Желая опередить похороны, мы, окольными путями, пришли в сад, где находится склеп королевских гробниц. Между деревьями стоял небольшой белый домик с деревянною крышей в роде тех, какие встречаются у нас на деревенских кладбищах. В саду на нас наскочил какой-то всадник на белом коне и, осмотревшись, вдруг остановился: это был принц Вильям. Он двоюродный брат короля и один из самых богатых князей всего королевства; по рождению, принц Вильям чуть ли не выше короля и мог бы иметь большое влияние на народ, но, к несчастью, он один из самых беспутных юношей во всем Гавайском королевстве. Ему нельзя ничего поручить, и потому он не занимает никакой должности. Когда он трезв, то очень мил и умен, но напившись шляется по харчевням, играет в кегли с матросами и никого не слушает. И теперь настоящее место его было бы, конечно, в процессии. Он слез с лошади и повел нас к склепу, у которого стоял полицмейстер с ключами; принц хотел ввести нас в склеп, но полицмейстер не имел права никого впускать туда до прибытия процессии.

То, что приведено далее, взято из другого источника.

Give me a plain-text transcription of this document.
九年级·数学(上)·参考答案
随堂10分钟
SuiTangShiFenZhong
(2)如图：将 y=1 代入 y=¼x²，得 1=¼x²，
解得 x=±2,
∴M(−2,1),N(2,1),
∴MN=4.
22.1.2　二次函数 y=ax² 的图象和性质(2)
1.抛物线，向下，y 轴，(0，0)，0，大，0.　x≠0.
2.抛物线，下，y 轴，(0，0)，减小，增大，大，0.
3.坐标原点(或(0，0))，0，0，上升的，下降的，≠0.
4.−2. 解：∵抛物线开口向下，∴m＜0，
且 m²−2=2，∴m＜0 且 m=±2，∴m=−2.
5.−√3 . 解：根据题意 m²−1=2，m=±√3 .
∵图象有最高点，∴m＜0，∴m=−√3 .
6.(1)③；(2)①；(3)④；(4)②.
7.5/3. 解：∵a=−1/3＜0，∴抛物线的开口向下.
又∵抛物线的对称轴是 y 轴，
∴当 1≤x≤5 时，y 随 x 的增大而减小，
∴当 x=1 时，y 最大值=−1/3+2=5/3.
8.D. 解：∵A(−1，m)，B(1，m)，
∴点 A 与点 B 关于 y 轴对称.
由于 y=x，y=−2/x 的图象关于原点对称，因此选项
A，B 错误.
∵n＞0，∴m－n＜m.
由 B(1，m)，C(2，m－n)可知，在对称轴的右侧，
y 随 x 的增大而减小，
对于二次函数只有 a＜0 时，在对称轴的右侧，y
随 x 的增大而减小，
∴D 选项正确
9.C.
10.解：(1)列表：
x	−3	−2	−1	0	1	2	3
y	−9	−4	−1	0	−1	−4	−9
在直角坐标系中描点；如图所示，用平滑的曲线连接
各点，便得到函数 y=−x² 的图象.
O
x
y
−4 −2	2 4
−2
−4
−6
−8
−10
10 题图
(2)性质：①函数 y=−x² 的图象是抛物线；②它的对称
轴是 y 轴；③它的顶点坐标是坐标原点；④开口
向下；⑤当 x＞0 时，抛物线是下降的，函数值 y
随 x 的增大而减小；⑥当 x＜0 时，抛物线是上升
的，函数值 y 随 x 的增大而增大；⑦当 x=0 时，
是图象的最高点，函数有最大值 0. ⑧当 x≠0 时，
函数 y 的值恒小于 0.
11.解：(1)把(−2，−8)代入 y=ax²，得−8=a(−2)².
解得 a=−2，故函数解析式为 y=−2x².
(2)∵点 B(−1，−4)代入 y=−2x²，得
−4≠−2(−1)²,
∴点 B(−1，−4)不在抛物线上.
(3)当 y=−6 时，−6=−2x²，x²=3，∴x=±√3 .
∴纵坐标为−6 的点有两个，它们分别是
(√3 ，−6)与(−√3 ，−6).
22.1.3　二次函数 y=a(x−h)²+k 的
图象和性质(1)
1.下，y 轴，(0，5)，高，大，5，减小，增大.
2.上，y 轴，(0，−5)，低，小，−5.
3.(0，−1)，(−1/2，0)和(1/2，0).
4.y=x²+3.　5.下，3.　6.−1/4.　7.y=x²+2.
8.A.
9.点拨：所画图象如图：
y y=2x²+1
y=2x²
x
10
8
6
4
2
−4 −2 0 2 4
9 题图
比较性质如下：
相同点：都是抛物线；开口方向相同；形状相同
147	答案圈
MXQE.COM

Принц заспорил с ним, вырвал ключ из рук, и мы вошли в гробохранилище королевской фамилии. Гробы стояли на полу и на полках; в средине был гроб, обделанный великолепно бархатом и золотом, в котором покоились останки Камеамеа III. Перед его гробом, на столике, лежала корона, которою коронуются короли; налево стоял гроб Камеамеа II, умершего в Лондоне. Тут же два гроба: Паки и его жены, родителей M-me Bischoff; направо гроб матери пьяного принца Вилльяма; гроб мистера Рука, отца королевы, и гроб знаменитого Джона Ионга, оставленного здесь Ванкувером, в видах английской политики, и сделавшегося другом и главным сподвижником Камеамеа I. Где был похоронен первый гавайский король, Камеамеа I никто не знает; в ночь его смерти, тело было унесено канаками в горы; и место могилы его, как Чингисхана, осталось неизвестным. Впереди стояли два маленькие гробика отравленных детей Камеамеа III, сделавшихся жертвой аристократических предрассудков; мать их была полу-белая, мать же настоящего короля принадлежала к одному из главных родов, а родовое значение здесь не по отцу, как у нас, а по матери [21] ). Детей отравили, принцип восторжествовал. Это сказывал нам принц очень спокойно, как будто все это происходило лет пятьсот тому назад; а дети были его двоюродные братья.

21

Поэтому, отец теперешнего короля — губернатор: мать одного была простая каначка, а мать другого — королевской крови.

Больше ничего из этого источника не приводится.